Resistance training: the training time in the resistance line will depend on the training intensity, training location and training arrangement you have done. Generally, there are 8- 10 exercise types, and each exercise type is repeated for 8- 12 in 1-3 group, and the rest between groups is 1-3 minutes. For example, your whole body training may take an hour; However, it takes less time to train alone, because the training muscle groups are relatively reduced.
4. Type is the last part of FITT principle, and it is also the most important and easily controlled factor in training, which can avoid excessive sports injury or altitude training, such as gaining muscle or losing fat.
Aerobic exercise: In fact, aerobic exercise is easy to change, because any exercise that makes your heart beat and breathing faster can be called aerobic exercise, including running, walking, cycling, dancing and elliptical machine training.

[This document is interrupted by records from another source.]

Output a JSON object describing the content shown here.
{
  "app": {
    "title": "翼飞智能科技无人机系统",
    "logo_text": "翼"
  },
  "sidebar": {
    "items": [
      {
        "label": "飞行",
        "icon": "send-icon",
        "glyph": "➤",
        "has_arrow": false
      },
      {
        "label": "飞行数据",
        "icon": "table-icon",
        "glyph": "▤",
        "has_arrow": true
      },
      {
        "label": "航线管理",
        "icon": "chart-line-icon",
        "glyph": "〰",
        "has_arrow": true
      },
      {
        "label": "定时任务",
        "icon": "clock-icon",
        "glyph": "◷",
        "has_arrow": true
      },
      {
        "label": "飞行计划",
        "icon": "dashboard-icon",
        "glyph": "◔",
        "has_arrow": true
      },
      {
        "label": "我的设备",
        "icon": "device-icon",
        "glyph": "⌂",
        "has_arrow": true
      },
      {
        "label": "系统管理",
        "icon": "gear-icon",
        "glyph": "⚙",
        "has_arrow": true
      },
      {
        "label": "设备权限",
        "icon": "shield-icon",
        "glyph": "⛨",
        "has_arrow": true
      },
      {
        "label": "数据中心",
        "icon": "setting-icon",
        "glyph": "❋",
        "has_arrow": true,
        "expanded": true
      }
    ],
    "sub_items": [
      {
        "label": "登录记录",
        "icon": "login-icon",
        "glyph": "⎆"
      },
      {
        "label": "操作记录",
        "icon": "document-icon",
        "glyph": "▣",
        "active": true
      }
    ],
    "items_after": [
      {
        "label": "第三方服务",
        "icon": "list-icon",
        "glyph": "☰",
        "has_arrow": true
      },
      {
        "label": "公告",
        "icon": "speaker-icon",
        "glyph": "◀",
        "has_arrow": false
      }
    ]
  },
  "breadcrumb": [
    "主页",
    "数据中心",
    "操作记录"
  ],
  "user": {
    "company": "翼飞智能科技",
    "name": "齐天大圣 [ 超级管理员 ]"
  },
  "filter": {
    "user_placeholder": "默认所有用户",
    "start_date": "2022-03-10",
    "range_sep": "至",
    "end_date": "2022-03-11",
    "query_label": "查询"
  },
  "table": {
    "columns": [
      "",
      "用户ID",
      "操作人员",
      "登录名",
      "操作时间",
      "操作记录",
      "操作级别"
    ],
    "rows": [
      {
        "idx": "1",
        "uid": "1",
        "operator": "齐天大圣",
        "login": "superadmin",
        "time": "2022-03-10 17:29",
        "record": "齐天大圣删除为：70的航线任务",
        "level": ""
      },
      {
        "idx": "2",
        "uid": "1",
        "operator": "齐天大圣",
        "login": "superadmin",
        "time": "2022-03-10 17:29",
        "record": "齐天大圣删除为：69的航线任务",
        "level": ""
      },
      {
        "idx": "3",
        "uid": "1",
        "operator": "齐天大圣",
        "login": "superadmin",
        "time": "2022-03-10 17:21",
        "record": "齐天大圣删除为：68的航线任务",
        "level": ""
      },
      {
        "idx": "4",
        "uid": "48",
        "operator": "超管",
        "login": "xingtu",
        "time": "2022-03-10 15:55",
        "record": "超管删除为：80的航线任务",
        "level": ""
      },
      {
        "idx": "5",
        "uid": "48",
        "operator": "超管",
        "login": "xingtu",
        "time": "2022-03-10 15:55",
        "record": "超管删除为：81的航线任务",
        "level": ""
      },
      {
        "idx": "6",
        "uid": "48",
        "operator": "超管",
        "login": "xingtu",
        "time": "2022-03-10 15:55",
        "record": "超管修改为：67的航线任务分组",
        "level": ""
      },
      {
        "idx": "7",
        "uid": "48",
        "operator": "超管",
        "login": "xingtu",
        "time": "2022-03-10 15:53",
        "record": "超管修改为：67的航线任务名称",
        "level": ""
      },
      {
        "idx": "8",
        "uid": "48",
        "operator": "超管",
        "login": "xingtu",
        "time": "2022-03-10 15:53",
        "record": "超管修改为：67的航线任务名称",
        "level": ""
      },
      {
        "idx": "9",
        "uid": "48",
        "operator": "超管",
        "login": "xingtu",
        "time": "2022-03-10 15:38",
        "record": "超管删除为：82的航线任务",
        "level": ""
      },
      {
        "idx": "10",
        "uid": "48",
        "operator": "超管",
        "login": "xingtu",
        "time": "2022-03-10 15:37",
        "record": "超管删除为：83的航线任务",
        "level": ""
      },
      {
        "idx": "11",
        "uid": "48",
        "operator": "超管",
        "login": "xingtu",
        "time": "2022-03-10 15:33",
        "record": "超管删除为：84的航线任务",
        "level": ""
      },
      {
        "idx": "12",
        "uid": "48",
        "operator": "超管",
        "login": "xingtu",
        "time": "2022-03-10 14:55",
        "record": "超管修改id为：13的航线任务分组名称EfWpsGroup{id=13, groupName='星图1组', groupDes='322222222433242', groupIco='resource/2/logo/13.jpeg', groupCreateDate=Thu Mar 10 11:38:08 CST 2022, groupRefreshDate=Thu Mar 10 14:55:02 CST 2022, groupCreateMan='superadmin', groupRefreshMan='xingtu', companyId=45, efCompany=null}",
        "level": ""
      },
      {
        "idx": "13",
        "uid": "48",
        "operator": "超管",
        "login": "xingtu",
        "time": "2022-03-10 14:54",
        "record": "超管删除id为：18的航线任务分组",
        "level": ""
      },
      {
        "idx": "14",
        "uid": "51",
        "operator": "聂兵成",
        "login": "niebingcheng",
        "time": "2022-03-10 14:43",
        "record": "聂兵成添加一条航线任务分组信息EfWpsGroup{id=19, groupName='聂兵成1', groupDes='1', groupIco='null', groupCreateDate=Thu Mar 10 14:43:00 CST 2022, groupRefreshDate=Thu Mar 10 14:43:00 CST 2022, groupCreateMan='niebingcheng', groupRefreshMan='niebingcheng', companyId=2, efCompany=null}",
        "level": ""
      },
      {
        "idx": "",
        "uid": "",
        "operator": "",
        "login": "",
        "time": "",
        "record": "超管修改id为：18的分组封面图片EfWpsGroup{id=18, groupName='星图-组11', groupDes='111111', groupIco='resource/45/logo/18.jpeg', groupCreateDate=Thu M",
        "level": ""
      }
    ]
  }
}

The secret of making aerobic exercise not boring is to keep two or more aerobic exercises alternately.
Resistance training: including using dumbbells, barbells, kettlebells or machines to train your muscle tissue efficiently. In addition, using one's own weight for unarmed training is also considered as a kind of resistance training. You can easily change the training weight, training angle and training times to achieve your desired muscle goals. For example, pyramid training or reduction training can make group strength training achieve better results.
The last part of FITT principle is type, which is also the most important and easily controlled factor in training. Conclusion When you know how to use FITT principle and operation mode, you can get better and more efficient results in substantive training. At the same time, it can also help you figure out how to arrange training methods and equipment to avoid physical adaptation or overuse. Therefore, if you don't understand the FITT principle, please don't say that you know fitness or sports.